It seems that artificial intelligence (AI) is constantly in the news for one breakthrough or another—not to mention predictions from industry observers on what those breakthroughs mean to a particular industry and how they’ll be used. But how are investors and tech giants like FAMGA (Facebook, Apple, Microsoft, Google, and Amazon) companies and others viewing AI and the innovators responsible for advancing its capabilities?
PitchBook’s report titled Tech Giants Pursue Inorganic Growth with AI provides insights. At a high level, the author notes that M&A activity in AI reflects the immaturity of the technology itself. In other words, we’re definitely not seeing its full potential. But despite deal counts and deal values in recent years that have been flat for VC-backed companies, there are suggestions in recent activity that leading users of AI may be ready to start investing more heavily in the technology.
An Industry Gaining Momentum: Highlights of PitchBook’s AI Observations
From Altvia’s perspective, some of the most interesting and important observations from PitchBook’s report include:
- Tech giants have previously focused on investing in internal R&D initiatives and smaller tuck-in acquisitions and acqui-hires to fill gaps where needed. PitchBook surmises that this approach has been used to appease shareholders and prevent high losses and antitrust scrutiny.
- Evidence of the incumbents putting significant resources into R&D includes the fact that they announce new products and research discoveries regularly.
- Reasons for ramping up artificial intelligence spending include that some tech giants have fallen behind in certain areas that they have neglected. Apple’s AI acquisitions to bring its Siri product back up to par with other voice recognition systems is one example. Intel’s acquisition of Habana Labs to energize its own stalled AI chip design initiatives is another.
- Deals of $1 billion or more have been limited to semiconductors and autonomous vehicles.
- Microsoft’s $16 billion 2021 acquisition of Nuance, a company specializing in conversational AI, might be a sign of things to come. Notable is the fact that Nuance’s technology has demonstrated commercial traction in the healthcare industry, so it is more than a tuck-in-focused deal.
- In another sign that AI-related acquisitions are heating up, human resources automation company Workday has acquired employee sentiment analytics platform Peakon for $700 million.
- FAMGA companies spent $133.5 billion on R&D in 2020; total VC investment in North America in 2020 was $29.3 billion.

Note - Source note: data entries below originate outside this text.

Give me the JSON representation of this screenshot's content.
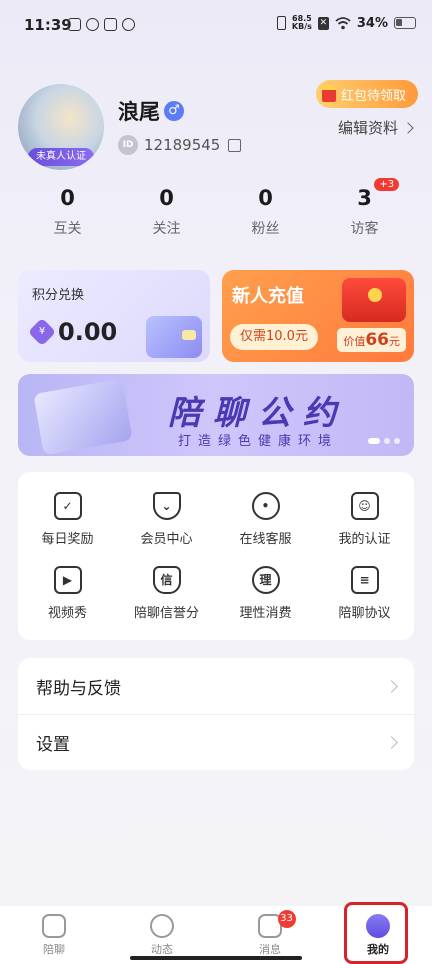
{
  "status_bar": {
    "time": "11:39",
    "net_speed_value": "68.5",
    "net_speed_unit": "KB/s",
    "battery": "34%"
  },
  "profile": {
    "avatar_badge": "未真人认证",
    "nickname": "浪尾",
    "id_label": "ID",
    "id_number": "12189545",
    "red_packet": "红包待领取",
    "edit_profile": "编辑资料"
  },
  "stats": [
    {
      "value": "0",
      "label": "互关"
    },
    {
      "value": "0",
      "label": "关注"
    },
    {
      "value": "0",
      "label": "粉丝"
    },
    {
      "value": "3",
      "label": "访客",
      "badge": "+3"
    }
  ],
  "points_card": {
    "title": "积分兑换",
    "value": "0.00"
  },
  "recharge_card": {
    "title": "新人充值",
    "price": "仅需10.0元",
    "worth_prefix": "价值",
    "worth_amount": "66",
    "worth_unit": "元"
  },
  "banner": {
    "title": "陪聊公约",
    "subtitle": "打造绿色健康环境"
  },
  "features": [
    {
      "label": "每日奖励",
      "icon": "clipboard-check-icon"
    },
    {
      "label": "会员中心",
      "icon": "diamond-icon"
    },
    {
      "label": "在线客服",
      "icon": "headset-icon"
    },
    {
      "label": "我的认证",
      "icon": "id-card-icon"
    },
    {
      "label": "视频秀",
      "icon": "video-play-icon"
    },
    {
      "label": "陪聊信誉分",
      "icon": "shield-credit-icon",
      "glyph": "信"
    },
    {
      "label": "理性消费",
      "icon": "rational-consume-icon",
      "glyph": "理"
    },
    {
      "label": "陪聊协议",
      "icon": "agreement-doc-icon"
    }
  ],
  "list": [
    {
      "label": "帮助与反馈"
    },
    {
      "label": "设置"
    }
  ],
  "bottom_nav": [
    {
      "label": "陪聊",
      "icon": "heart-chat-icon"
    },
    {
      "label": "动态",
      "icon": "planet-icon"
    },
    {
      "label": "消息",
      "icon": "message-icon",
      "badge": "33"
    },
    {
      "label": "我的",
      "icon": "profile-avatar-icon",
      "active": true
    }
  ],
  "colors": {
    "accent": "#5b4de0",
    "badge_red": "#ef3b33",
    "highlight_frame": "#d6232b"
  }
}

- To assess the priorities of M&A leaders, PitchBook examined the acquisitions of 110 companies that stand out for their AI R&D. The results are summarized in an interesting bar graph for the years 2017 through 2021. [Link to the report again here?]
- Horizontal platforms such as core software, natural language technology (NLT), and AI automation platforms along with consumer AI are the leading targets for industry leaders.
- PitchBook analysts believe that “NLT is a faster-growing niche that carries greater commercial and strategic value to big tech companies in the medium term,” in part because both Microsoft and Alphabet have signaled that NLT is important to their future with new acquisitions and internal initiatives.
- Public cloud hosting companies are rolling out verticalized AI offerings for industries like financial services, industrial, IT, and healthcare applications. However, they have made a few acquisitions to enhance related capabilities. Instead, they’re acquiring horizontal platforms and developing their own applications.
- The possible ROI of AI acquisitions is still hard to gauge. This is putting downward pressure on valuations for AI startups and causing AI leaders to be hesitant about paying a premium for even the most promising startups, like Element AI.
- The filling of gaps in the AI architectures of FAMGA companies continues to represent a significant opportunity for startups.
We agree with PitchBook’s take that stakeholders can expect tech companies to make additional large acquisitions in categories that they have already clearly prioritized. And given the immaturity of the technology being acquired, it doesn’t appear that regulators will focus on antitrust issues.